Biography

Dr. Rosenthal is a Professor of Medicine at the University of California, San Francisco. He is a member of the Biomedical Sciences Graduate Program, the Sandler Center for Basic Research in Parasitic Diseases, and the Global Health Sciences Program at UCSF. He also directs a Fogarty International Center UCSF/Makerere University Training Grant for the training of African clinician scientists in malaria research. Dr. Rosenthal received a B.S. in Biochemistry from the State University of New York at Stony Brook and an M.D. from New York University. He then trained in Medicine at the University of Michigan and in Infectious Diseases at the University of California, San Francisco. He also served as a consultant for the World Health Organization. Dr. Rosenthal's research interests focus on malaria, including basic science, clinical, and translational research. Basic science studies include the characterization of a family of parasite cysteine proteases that includes promising targets for new antimalarial drugs. In collaboration with chemistry collaborators, his group is now pursuing drug discovery directed against cysteine proteases. Another project is exploring antibiotics as antimalarial drugs. Dr. Rosenthal's group also evaluates the clinical and molecular epidemiology of malaria, with studies based in Uganda. These studies include clinical trials of new antimalarial agents and drug combinations, evaluations of the roles of parasite and host genetic polymorphisms in drug resistance, considerations of the importance of the complexity of malaria infections, and studies of molecular mechanisms of drug resistance.

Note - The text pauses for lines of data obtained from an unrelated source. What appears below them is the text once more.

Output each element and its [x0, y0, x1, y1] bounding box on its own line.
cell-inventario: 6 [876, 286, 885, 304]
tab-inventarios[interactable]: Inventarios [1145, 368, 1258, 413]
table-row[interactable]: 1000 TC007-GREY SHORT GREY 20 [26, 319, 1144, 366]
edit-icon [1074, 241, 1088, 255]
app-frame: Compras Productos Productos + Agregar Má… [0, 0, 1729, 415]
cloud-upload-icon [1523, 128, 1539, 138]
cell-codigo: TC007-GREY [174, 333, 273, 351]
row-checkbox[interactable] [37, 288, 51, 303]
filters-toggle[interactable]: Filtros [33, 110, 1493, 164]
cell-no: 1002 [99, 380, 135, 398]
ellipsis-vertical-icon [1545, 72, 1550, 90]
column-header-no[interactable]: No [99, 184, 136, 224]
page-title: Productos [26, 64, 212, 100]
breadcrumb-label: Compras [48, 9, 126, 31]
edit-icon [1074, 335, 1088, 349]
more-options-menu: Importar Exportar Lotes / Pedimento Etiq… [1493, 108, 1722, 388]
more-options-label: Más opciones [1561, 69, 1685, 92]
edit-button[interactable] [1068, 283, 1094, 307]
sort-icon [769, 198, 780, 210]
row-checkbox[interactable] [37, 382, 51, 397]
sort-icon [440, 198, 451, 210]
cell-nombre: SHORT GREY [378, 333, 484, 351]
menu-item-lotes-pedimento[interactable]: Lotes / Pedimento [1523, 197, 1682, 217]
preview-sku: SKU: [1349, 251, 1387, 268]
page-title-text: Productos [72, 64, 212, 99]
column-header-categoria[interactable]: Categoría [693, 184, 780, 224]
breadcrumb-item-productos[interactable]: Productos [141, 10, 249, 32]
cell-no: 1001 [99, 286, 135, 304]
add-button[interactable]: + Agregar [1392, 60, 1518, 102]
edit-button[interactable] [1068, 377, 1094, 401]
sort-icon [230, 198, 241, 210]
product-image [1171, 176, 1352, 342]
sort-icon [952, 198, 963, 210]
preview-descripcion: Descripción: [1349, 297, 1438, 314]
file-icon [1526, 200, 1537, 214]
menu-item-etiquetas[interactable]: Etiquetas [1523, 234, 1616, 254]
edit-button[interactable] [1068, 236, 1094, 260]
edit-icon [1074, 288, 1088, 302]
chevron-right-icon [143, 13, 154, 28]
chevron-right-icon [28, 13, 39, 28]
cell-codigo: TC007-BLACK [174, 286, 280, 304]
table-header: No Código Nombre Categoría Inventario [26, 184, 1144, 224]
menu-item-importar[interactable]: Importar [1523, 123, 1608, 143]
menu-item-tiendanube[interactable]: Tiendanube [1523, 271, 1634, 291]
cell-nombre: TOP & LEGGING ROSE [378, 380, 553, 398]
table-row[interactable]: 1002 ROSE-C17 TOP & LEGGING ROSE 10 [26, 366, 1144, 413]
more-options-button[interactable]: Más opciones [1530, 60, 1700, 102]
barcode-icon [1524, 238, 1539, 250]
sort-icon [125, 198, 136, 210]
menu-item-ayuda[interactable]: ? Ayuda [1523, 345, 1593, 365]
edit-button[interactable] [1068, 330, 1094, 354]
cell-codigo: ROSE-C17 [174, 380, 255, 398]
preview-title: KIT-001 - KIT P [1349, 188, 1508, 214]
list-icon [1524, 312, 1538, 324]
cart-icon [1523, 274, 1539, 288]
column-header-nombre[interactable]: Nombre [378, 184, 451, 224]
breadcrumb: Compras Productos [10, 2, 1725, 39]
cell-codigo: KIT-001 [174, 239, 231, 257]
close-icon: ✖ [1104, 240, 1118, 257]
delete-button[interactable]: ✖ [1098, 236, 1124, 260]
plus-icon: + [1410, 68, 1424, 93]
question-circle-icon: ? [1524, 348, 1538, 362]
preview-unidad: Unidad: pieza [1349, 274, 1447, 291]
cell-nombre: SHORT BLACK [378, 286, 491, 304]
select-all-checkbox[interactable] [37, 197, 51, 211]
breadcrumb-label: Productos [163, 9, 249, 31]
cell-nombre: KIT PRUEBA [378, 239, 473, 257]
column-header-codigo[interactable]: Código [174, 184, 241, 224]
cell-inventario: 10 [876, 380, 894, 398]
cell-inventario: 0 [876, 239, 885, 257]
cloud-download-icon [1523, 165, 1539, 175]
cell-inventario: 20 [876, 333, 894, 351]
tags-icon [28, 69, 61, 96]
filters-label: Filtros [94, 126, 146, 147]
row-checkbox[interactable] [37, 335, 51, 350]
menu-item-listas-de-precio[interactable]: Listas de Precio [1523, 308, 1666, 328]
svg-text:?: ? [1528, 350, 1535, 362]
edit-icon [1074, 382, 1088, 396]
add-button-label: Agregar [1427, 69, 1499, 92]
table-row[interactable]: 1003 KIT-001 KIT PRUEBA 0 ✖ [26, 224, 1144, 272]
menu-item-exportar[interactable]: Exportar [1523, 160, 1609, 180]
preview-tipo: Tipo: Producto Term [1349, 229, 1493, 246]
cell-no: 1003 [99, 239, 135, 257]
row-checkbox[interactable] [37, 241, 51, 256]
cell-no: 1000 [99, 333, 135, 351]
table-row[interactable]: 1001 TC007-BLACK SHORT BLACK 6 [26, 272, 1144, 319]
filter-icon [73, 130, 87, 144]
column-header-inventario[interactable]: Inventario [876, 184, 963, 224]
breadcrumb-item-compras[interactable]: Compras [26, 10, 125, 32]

Dr. Rosenthal is on the editorial boards of Antimicrobial Agents and Chemotherapy and The American Journal of Tropical Medicine and Hygiene. He has received an NIH Physician Scientist Award and was an Established Investigator of the American Heart Association. He receives research funding from the National Institutes of Health, the Centers for Disease Control and Prevention, and the Medicines for Malaria Venture.
Abstract
Translational Studies of Antimalarial Drug Resistance
Malaria is one of the greatest infectious disease problems in the world, and its control is severely limited by drug resistance. A better understanding of mechanisms of antimalarial drug resistance is greatly needed, but few groups are equipped to perform the translational studies needed to answer many key questions. We have been engaged in basic malaria research since the late 1980s and in clinical studies of antimalarial drug efficacy and resistance in Uganda since the late 1990s. This project will bridge our ongoing basic science and clinical malaria research programs to perform translational studies of antimalarial drug resistance. Tied to our research will be a major training effort, with mentoring of American junior faculty, postdoctoral fellows, and medical students and Ugandan junior scientists in translational malaria research. The broad objectives of our program will be to perform cutting edge translational research on malaria, primarily focusing on antimalarial drug resistance, to support the development of American clinical scientists with expertise in translational malaria research, and to support the development of African clinical scientists. In this research project we will test the hypotheses that the rate of antimalarial drug resistance development is dependent on the complexity and diversity of infections, that resistance develops due both to the migration of resistant clones and the spontaneous selection of resistant mutants, and that specific molecular mechanisms of resistance can be identified using modern molecular techniques.
Our specific aims will be as follows:
(1) Assessment of associations between the complexity and diversity of malaria infections and treatment outcomes. We will use samples from prior and ongoing clinical studies in Uganda to test the hypothesis that increased parasite complexity in an individual and diversity in a community favors the selection of drug-resistant parasites.
(2) Characterization of the selection of drug resistant malaria parasites. We will study laboratory isolates selected for resistance and isolates from patients with sensitive and resistant clinical outcomes to study the steps that lead to the elaboration of antimalarial drug resistance, in particular the relative contributions of migration of resistant clones into a community and the spontaneous selection of resistant parasites in an individual.
(3) Determination of molecular mechanisms of antimalarial drug resistance. We will compare sensitive and resistant laboratory and clinical isolates to evaluate putative resistance-mediating genes, including enzyme targets and potential drug transporters, and we will use genomic and proteomic techniques to screen for alterations that accompany drug resistance. Our project will provide important insights into mechanisms of antimalarial drug resistance and help to train a much-needed new generation of translational malaria researchers.